You did once say that science fiction and fantasy allowed you to write about the big things.
It allows you to look at them from a different angle. Even Virtual Reality [2000], looks at what could happen, well what is happening. It's that curious world we live in now where communication is more perfect and less perfect depending on how you look at it. I'm not sure we will look back on this generation of email with the same affection as the love-letters, which were written when Victoria was Queen. Months of separation with no way of communication except by quill pen and careful phrasing. Obviously the like of these will not be seen again. The great romantic phone-call is lost forever, isn't it! I sometimes fear, sometimes on email you see this really sad spectre of people having to explain their meaning through a symbol. You know, 'I hope you fall off the roof ;-)' You think: 'Oh dear, we're less sure about our communication than we were.' We're actually having to put in little things saying don't take that too seriously or I'm very sad about this. We're losing the language to express it. I think my one regret is that language is getting thinner in certain ways, because we're in a scientific age. We tend to look for as exact a word as we can, rather than those wonderfully, beautifully-made words, which we used to treasure, which no longer have any meaning. A lot of people don't know words anymore. I've been in rehearsals with people who spend 10 minutes reading each line and some of the words were extraordinary to them. You can't wait for the cue any longer, it's meant to be a quick line-run!

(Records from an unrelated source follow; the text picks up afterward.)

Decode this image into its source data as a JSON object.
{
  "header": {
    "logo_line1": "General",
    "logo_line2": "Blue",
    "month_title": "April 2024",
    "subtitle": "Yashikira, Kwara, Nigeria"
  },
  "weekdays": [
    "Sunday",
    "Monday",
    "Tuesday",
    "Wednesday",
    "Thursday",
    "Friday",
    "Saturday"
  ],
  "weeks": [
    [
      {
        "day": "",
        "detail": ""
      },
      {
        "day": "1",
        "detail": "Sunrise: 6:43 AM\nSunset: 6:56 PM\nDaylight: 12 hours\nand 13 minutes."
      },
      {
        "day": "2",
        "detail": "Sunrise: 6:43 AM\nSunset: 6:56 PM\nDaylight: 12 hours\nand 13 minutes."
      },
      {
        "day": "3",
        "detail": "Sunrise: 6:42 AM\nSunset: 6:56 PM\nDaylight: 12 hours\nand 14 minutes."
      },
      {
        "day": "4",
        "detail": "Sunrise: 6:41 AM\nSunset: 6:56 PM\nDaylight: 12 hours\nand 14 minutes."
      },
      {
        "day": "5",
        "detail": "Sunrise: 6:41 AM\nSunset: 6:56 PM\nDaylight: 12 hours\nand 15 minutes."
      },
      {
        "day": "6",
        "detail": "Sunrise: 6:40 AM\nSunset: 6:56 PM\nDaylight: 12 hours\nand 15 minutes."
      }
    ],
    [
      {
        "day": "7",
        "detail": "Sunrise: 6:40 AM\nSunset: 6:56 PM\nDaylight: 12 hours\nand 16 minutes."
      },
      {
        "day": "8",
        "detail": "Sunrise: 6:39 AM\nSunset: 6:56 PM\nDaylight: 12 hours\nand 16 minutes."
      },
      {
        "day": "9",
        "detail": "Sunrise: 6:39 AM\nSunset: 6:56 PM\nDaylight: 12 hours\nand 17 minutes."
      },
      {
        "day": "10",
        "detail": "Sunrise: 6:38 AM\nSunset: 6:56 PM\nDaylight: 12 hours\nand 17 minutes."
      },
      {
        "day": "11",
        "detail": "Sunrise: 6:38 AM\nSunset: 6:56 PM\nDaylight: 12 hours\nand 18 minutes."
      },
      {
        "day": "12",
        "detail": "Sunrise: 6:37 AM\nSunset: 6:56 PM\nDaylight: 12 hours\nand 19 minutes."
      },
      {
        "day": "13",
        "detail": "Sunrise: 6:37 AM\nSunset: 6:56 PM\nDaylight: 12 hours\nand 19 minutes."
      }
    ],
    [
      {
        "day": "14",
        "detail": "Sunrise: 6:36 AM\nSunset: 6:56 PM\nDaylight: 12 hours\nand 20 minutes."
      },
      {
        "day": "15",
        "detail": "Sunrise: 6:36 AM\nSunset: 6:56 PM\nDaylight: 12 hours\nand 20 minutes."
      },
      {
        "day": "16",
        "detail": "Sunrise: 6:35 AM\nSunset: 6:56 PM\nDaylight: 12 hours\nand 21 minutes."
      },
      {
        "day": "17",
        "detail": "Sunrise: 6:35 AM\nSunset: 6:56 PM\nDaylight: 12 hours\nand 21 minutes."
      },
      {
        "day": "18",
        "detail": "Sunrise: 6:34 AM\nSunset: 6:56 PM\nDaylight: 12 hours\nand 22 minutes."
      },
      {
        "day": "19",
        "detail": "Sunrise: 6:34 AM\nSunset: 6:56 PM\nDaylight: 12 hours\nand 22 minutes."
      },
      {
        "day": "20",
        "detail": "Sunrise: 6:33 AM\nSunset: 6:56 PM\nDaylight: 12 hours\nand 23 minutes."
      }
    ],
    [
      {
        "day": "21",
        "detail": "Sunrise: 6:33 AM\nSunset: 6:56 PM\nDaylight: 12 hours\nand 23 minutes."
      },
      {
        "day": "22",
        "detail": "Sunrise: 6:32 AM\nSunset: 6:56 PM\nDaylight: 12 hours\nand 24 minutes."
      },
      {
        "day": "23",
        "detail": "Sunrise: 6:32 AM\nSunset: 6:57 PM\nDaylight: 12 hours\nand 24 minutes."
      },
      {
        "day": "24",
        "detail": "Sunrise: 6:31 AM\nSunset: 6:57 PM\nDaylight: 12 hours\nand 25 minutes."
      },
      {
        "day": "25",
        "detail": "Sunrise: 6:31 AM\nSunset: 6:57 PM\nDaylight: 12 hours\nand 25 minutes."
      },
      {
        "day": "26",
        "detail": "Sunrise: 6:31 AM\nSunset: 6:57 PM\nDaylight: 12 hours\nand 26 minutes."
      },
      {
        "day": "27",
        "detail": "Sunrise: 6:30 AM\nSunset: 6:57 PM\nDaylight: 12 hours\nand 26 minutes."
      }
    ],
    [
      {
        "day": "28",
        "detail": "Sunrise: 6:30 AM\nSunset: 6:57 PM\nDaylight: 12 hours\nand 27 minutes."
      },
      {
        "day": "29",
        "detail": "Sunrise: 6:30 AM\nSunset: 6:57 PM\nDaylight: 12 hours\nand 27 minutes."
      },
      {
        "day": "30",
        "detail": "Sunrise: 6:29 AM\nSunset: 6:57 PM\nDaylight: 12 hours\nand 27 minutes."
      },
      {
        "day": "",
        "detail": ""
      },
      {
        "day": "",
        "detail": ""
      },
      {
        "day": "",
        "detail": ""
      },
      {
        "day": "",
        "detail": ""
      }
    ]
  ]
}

Finally, is there anything other genre left you want to explore? I believe you've tackled science-fiction, fantasy, fairy tale, horror and ghost story, even the epic - with The Champion of Paribanou. There's space opera I suppose!
I will return undoubtedly to fantasy, if not sci-fi themes. In a way, I guess I've explored all the rooms of the house of naturalism. It's interesting to move out. I don't think it's a bad thing, it's not unreasonable. Look at Shakespeare, he went into complete fantasy and was none the worse for that. I think, in the end, you begin to explore beyond your experience.

Website Notes:
[1] Quote from Yorkshire Post, 1 February 1994
[2] Alan Ayckbourn's earliest acknowledged play with science fiction / fantasy elements is his fourth play, the future-set
Standing Room Only [1961].
[3] Freddy Kreugar is the scarred, bladed-glove anti-hero of
The Nightmare On Elm Street film series.
[4] Blade Runner is a favourite movie of Alan Ayckbourn. Released in 1982 and directed by Ridley Scott, it is set in a dystopian Los Angeles in 2019 where a police bounty hunter hunts down and kills (or retires} replicants - androids who are practically identical to humans but with superior facilities and a four-year lifespan. The high influential film posits what it is to be human whilst questioning whether the 'hero' is even himself a human.
[5] In
Henceforward…, the composer Jerome has come into possession of a banned nanny robot - the NAN300F - which he has 'fixed'. For the second act, Jerome alters the face of NAN to resemble a woman from the first act, Zoë, in the hope he can persuade his former wife that he is in a stable relationship and thus gain access to his estranged daughter.